El verdadero devoto siempre estará viviendo en Dios, no tendrá tiempo para sentir su bienestar o preocupaciones, si está feliz o preocupado; alcanzar al Señor es la única idea en su mente. Es difícil entender esta forma de ser, pero pongamos un ejémplo: un niño pequeño corre por ahí lleno de miedo y gritando: Mamá, mamá, buscando a su madre ausente. La madre lo toma en sus brazos colocándolo en su regazo; entonces el chico deja de llorar y se despoja de todo temor. Pero, ¿encuentra el niño la diferencia entre su pasado previo y el presente? No, no es necesario que lo haga. Así también, quien busca servir al Señor se sumergirá en El cuando la gloriosa oportunidad se le presente; y en tal presencia ninguna ansiedad o problema lo molestarán. De hecho, éstos lo atormentarán hasta el momento del logro; pero luego toda la atención se concentrará en la experiencia. La lucha y afanes pasados serán olvidados.

En la misma forma, aspirantes y devotos deben ignorar y olvidar los problemas que han tenido y dirigir sus pensamientos al Supremo. Sumérjanse en ellos y extraigan la felicidad al hacerlo. De igual modo, la devoción tiene otra recompensa; ella es la causa y el efecto a la vez; no hay dos devociones, hay una sola y es la realización en sí. También por el Camino del Conocimiento, al ser removido el velo de la ignorancia, ocurre la realización.

En el Camino de la Devoción no se obtiene felicidad alguna, excepto la de Dios. Todos los obstáculos de este camino pueden ser vencidos por medio de la inteligencia. Pero la inteligencia puede ser debilitada por el egoísmo y el sentimiento de propiedad, o sea: "Yo soy el que disfruta", "Todas estas cosas son mías", etcétera. Mientras se tenga esta conciencia no se podrá obtener satisfacción real, uno será atraído a buscar cosas que le puedan dar aún más goce.

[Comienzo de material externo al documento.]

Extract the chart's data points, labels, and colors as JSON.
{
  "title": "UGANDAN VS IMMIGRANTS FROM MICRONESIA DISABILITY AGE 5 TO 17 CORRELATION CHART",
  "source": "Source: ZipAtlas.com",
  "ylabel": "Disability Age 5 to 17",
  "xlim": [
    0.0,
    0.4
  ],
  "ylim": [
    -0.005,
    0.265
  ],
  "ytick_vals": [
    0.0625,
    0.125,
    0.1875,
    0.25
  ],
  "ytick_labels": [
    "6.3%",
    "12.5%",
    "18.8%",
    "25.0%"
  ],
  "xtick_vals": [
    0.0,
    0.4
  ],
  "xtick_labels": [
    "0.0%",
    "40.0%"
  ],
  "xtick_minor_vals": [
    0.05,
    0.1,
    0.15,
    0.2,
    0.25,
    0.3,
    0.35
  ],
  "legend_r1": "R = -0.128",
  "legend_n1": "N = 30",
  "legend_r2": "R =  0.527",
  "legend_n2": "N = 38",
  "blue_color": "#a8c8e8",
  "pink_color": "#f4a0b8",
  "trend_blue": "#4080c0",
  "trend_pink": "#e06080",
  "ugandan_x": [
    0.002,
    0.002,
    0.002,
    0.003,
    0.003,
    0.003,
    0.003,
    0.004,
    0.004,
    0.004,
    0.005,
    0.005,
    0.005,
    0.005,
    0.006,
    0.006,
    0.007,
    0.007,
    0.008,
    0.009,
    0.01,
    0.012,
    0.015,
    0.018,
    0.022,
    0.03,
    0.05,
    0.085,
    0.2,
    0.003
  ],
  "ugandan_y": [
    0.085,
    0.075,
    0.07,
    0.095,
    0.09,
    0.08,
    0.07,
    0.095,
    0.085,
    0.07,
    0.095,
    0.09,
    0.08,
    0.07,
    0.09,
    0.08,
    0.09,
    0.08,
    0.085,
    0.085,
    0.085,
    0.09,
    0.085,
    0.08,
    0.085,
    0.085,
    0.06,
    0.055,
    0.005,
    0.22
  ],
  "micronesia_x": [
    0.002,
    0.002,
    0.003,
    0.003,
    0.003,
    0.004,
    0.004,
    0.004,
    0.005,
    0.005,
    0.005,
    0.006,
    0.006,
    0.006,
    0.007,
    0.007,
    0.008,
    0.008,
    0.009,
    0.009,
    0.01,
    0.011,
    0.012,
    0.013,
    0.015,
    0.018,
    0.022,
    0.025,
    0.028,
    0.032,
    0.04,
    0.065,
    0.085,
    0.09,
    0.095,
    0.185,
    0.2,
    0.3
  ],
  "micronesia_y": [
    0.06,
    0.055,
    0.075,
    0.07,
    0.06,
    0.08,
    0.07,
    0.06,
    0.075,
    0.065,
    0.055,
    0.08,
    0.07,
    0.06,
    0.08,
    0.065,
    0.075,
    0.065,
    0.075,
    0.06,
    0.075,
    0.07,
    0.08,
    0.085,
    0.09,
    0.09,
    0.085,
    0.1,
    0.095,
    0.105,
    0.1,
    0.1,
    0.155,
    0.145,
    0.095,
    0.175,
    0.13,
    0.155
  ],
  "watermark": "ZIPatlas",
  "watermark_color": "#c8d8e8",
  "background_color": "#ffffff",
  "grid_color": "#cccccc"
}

Lo que todo devoto espera es, en última instancia, experimentar la alegría de la Suprema Bienaventuranza como resultado de su práctica espiritual. Pero esa Bienaventuranza no es una experiencia nueva que se adquiera o gane por medio de la práctica espiritual, está dentro de él, en él: sólo que en ese momento, debido a los obstáculos del ego que actúa como un velo que la aparta de la vista, no puede disfrutarla.

Uno tiene que hacer desaparecer ese velo, y la disciplina espiritual es todo lo que el aspirante necesita para lograrlo. Sólo entonces podrá ser conocida la siempre existente Bienaventuranza, que no emerge de repente, sino que siempre estuvo ahí; lo que va y viene es la pantalla del "yo" y "lo mío", que la encubren.

Mientras trata de quitar la pantalla del egoísmo y del sentimiento de propiedad, el aspirante no debe apresurarse ni preocuparse demasiado si no obtiene la Bienaventuranza esperada. En tales ocasiones Shanti es una ayuda infalible, ya que si ella es bien cultivada podrá triunfar en cualquier tarea, no importa lo difícil que sea.